Выбрать главу

Все дело в том, что руководством Наркомата госбезопасности была запланирована операция по аресту и выселению антисоветского, уголовного и социально опасного элемента из Литовской, Латвийской и Эстонской ССР в количестве более 40 тысяч человек. При этом советское руководство допускало, что в создавшихся условиях, возможно, может быть поднят мятеж национальных частей. Для того чтобы исключить такой вариант развития событий, было принято решение о приведении части воинских частей округа, включая и некоторые приграничные дивизии, в состояние полной боевой готовности.

В результате на совещании у Сталина 11 июня командованию ПрибОВО на случай контрреволюционных выступлений было поручено разработать план приведения ряда частей округа в состояние боевой готовности. Здесь надо четко оговорить, что приведение войсковых частей в боевую готовность было проведено до 21 июня только в ПрибОВО. В других приграничных округах ничего подобного не происходило. Причем изначально директива о приведении частей ПрибОВО в боевую готовность не имела прямого отношения к сообщениям разведки об ожидаемом нападении Германии на СССР 22 июня.

13 июня Сталин запустил пробный шар в виде известного сообщения ТАСС. Тем не менее немцы на него так ничего и не ответили, и даже не напечатали его в своих газетах. Это еще раз показало советскому руководству, что Гитлер не намерен соблюдать советско-германские договоры и готовит нападение на СССР.

Однако, судя по тому, что советское военно-политическое руководство запланировало завершение целого ряда крупномасштабных предмобилизационных проектов к началу июля 1941 года, в Кремле ожидали, что ранее этого срока Германия не будет еще готова к нападению на СССР.

Здесь надо сказать, что именно к 1 июля в СССР планировалось завершить: дислокацию армий РГК на территории приграничных округов; формирование первой очереди частей для вновь строящихся укрепленных районов линии Молотова в количестве 45 тысяч человек; переброску глубинных дивизий приграничных округов в соответствии с планом прикрытия.

Даже 19 июня был выпущен утвержденный Сталиным приказ наркома обороны Тимошенко «О маскировке аэродромов», согласно которому рассредоточение и маскировка самолетов должны были быть завершены лишь к 1 июля. Однако если бы Сталин и Тимошенко, принимая это решение 19 июня, были убеждены, что нападения немцев нужно ожидать 22 июня, то приказ о рассредоточении и маскировке самолетов должен был бы иметь сроки исполнения не позднее 20—21 июня.

Еще один пример на ту же тему. 19 июня командир приграничной 125-й стрелковой дивизии генерал-майор Богайчук, чувствуя приближение войны, приказал начать эвакуацию семей начальствующего состава дивизии. На следующий день генерал Жуков направил в его адрес возмущенную телеграмму:

«Приказать командиру дивизии Богайчуку дать шифром личное объяснение народному комиссару обороны, на каком основании он произвел эвакуацию семей начальствующего состава дивизии. Народный комиссар считает это актом трусости, способствующим распространению паники среди населения и провоцирующим на выводы, крайне нежелательные для нас».

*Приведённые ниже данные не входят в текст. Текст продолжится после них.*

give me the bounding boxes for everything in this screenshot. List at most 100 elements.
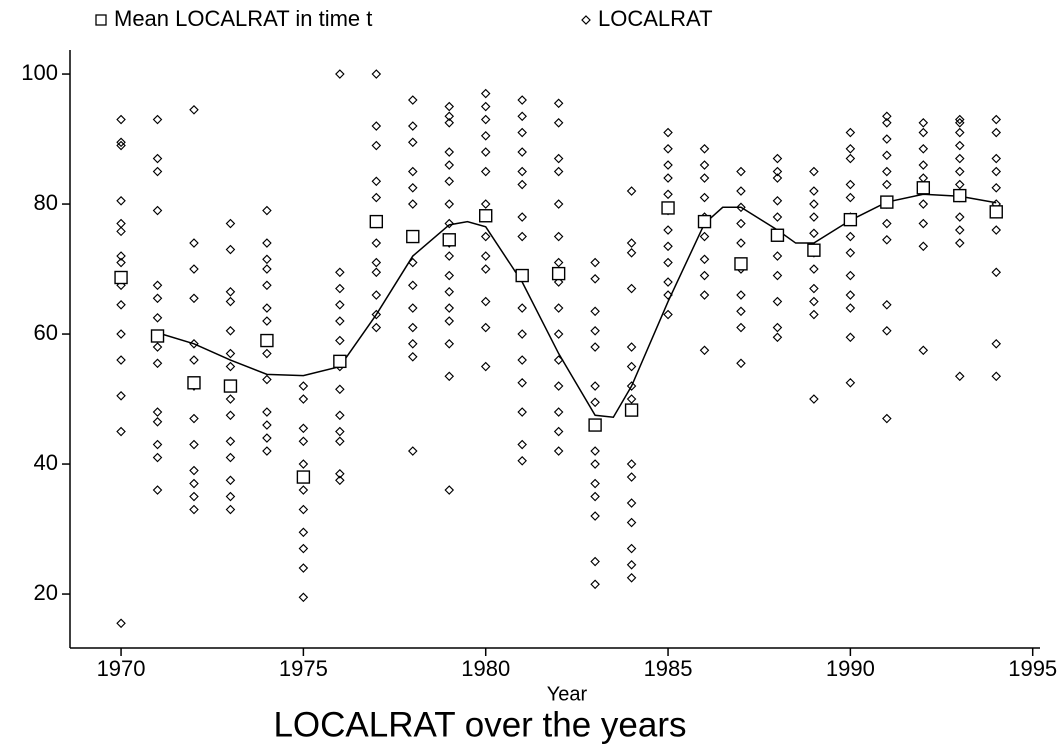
data-point [298,485,309,495]
data-point [189,465,199,476]
data-point [116,618,126,629]
data-point [371,322,382,333]
data-point [590,556,600,567]
data-point [225,491,236,502]
data-point [809,228,819,239]
mean-point [953,188,967,203]
data-point [335,316,345,326]
data-point [335,410,345,421]
data-point [116,251,126,261]
mean-point [843,212,858,227]
data-point [663,144,673,154]
data-point [116,226,126,237]
mean-point [114,270,128,285]
data-point [590,491,600,502]
mean-point [260,333,274,348]
data-point [189,264,199,274]
data-point [699,160,710,170]
x-tick-label: 1975 [279,656,328,681]
data-point [480,114,491,125]
data-point [954,153,965,164]
data-point [991,183,1002,193]
data-point [517,355,527,365]
data-point [225,326,236,336]
data-point [954,166,965,177]
data-point [480,322,491,333]
mean-point [989,205,1003,219]
data-point [517,95,527,105]
data-point [626,459,637,469]
data-point [882,218,892,229]
data-point [699,231,710,242]
data-point [298,459,309,469]
data-point [335,384,345,395]
data-point [262,205,272,216]
data-point [335,300,345,310]
data-point [444,287,455,297]
mean-point [150,329,165,343]
mean-point [223,379,238,393]
data-point [335,426,345,437]
data-point [408,166,418,177]
data-point [626,186,637,196]
data-point [152,342,163,352]
data-point [553,277,564,287]
data-point [152,205,163,216]
data-point [918,241,929,252]
data-point [626,573,637,583]
data-point [189,504,199,515]
data-point [663,173,673,183]
data-point [480,296,491,307]
data-point [262,420,272,430]
mean-point [697,214,712,229]
data-point [408,95,418,105]
data-point [517,329,527,339]
data-point [845,231,856,242]
data-point [298,563,309,573]
data-point [517,439,527,450]
data-point [298,592,309,603]
data-point [954,114,965,125]
data-point [626,517,637,528]
data-point [152,439,163,450]
mean-point [442,233,456,247]
data-point [736,186,746,196]
data-point [809,309,819,320]
mean-point [734,257,748,271]
data-point [444,218,455,229]
data-point [152,293,163,304]
data-point [809,394,819,404]
data-point [480,264,491,274]
mean-point [333,354,347,369]
data-point [553,257,564,268]
data-point [444,101,455,112]
data-point [918,218,929,229]
data-point [918,345,929,356]
data-point [553,153,564,164]
data-point [116,391,126,401]
y-tick-label: 60 [34,320,58,345]
data-point [517,179,527,190]
data-point [408,183,418,193]
data-point [663,160,673,170]
data-point [772,296,783,307]
data-point [954,212,965,222]
data-point [480,101,491,112]
data-point [298,423,309,434]
data-point [408,199,418,209]
data-point [553,446,564,456]
data-point [408,303,418,313]
data-point [845,303,856,313]
data-point [991,267,1002,278]
data-point [517,303,527,313]
data-point [553,231,564,242]
data-point [371,238,382,248]
data-point [845,378,856,388]
data-point [918,118,929,128]
x-tick-label: 1995 [1008,656,1057,681]
mean-point [551,266,566,281]
data-point [626,543,637,554]
data-point [189,439,199,450]
data-point [553,199,564,209]
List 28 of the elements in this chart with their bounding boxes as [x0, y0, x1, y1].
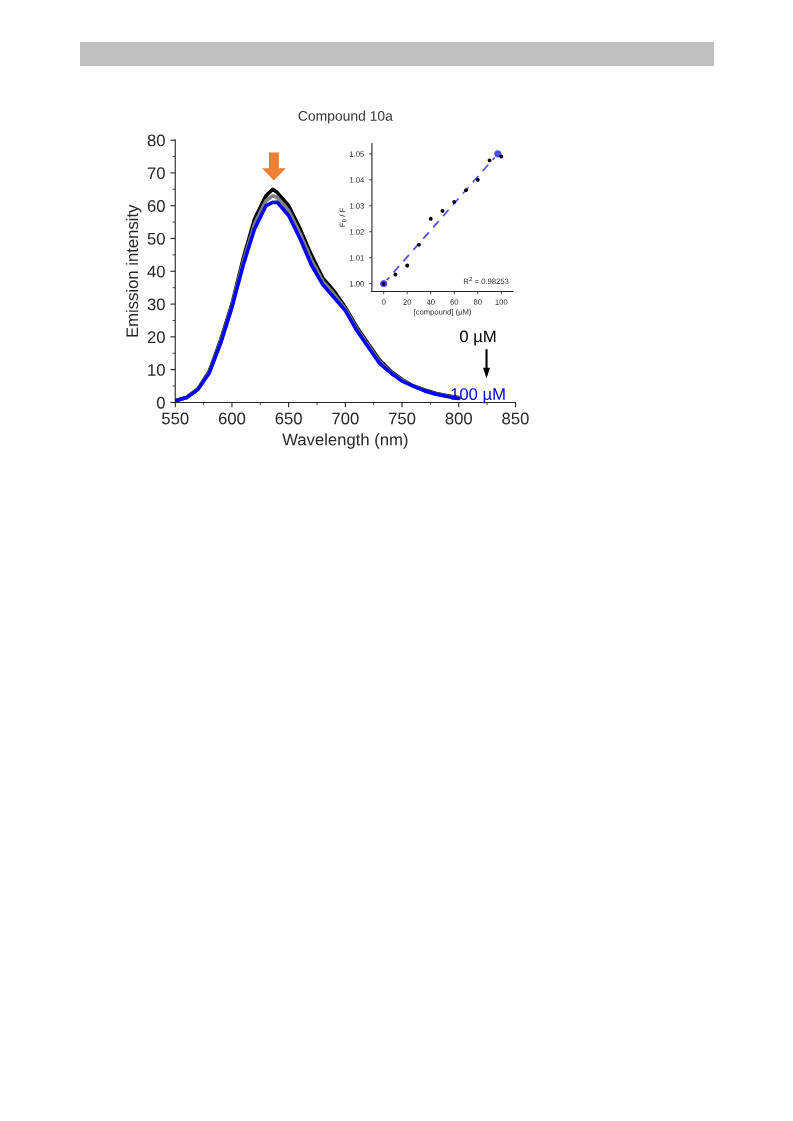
point — [393, 272, 398, 277]
point — [475, 177, 480, 182]
y-tick-label: 10 — [148, 364, 165, 376]
annotation: 0 µM — [459, 330, 496, 346]
point — [428, 216, 433, 221]
y-tick-label: 40 — [147, 265, 165, 278]
x-tick-label: 750 — [389, 412, 416, 425]
chart-title: Compound 10a — [298, 110, 393, 124]
x-tick-label: 650 — [275, 412, 302, 425]
x-tick-label: 700 — [332, 412, 359, 425]
point — [493, 149, 503, 159]
y-tick-label: 50 — [147, 232, 165, 245]
y-tick-label: 0 — [156, 396, 165, 409]
y-tick-label: 30 — [147, 298, 165, 311]
y-axis-title: Emission intensity — [125, 204, 142, 337]
y-tick-label: 70 — [147, 167, 165, 180]
point — [417, 242, 421, 247]
y-tick-label: 60 — [147, 200, 165, 212]
x-tick-label: 550 — [162, 412, 189, 425]
point — [452, 199, 457, 204]
x-axis-title: Wavelength (nm) — [282, 433, 408, 449]
y-tick-label: 80 — [147, 134, 165, 147]
y-tick-label: 20 — [147, 331, 165, 344]
point — [440, 209, 445, 213]
x-tick-label: 800 — [445, 412, 472, 425]
x-tick-label: 850 — [502, 412, 529, 425]
point — [464, 188, 468, 193]
x-tick-label: 600 — [218, 412, 246, 425]
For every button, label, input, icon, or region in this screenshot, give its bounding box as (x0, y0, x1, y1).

Естественно, что такой реакции со стороны начальника Генштаба не могло быть, если бы к этому моменту он обладал информацией, что Германия готовит нападение на СССР 22 июня.

В этой связи возникает резонный вопрос: почему военное и политическое руководство страны пренебрегло многочисленными предупреждениями советской разведки о том, что Германия намерена напасть на СССР 22 июня? Ведь, по подсчетам некоторых историков, до 22 июня в Москву поступило аж сорок семь таких предупреждений.

Все дело в том, что убедительными эти сообщения разведки кажутся нам лишь постфактум. Для начала придется напомнить, что у советской разведки не было агентов в непосредственном окружении Гитлера или высшего немецкого генералитета. Поэтому разведка так и не смогла достать документального подтверждения директив и приказов Гитлера, в том числе и приказов, касающихся сроков нападения на СССР.

В этой ситуации советские разведчики были вынуждены пользоваться слухами о решениях Гитлера и руководства вермахта, которые доходили до наших агентов через третьи и даже четвертые руки. Зачастую в Москву поступали противоречивые сообщения, которые часто содержали грубую дезинформацию. Это задним числом мы знаем, что из данных разведки соответствовало действительности, а что было ложью. Советское руководство на тот момент этого знать не могло. И поэтому относилось к такого рода сообщениям с большой долей скептицизма.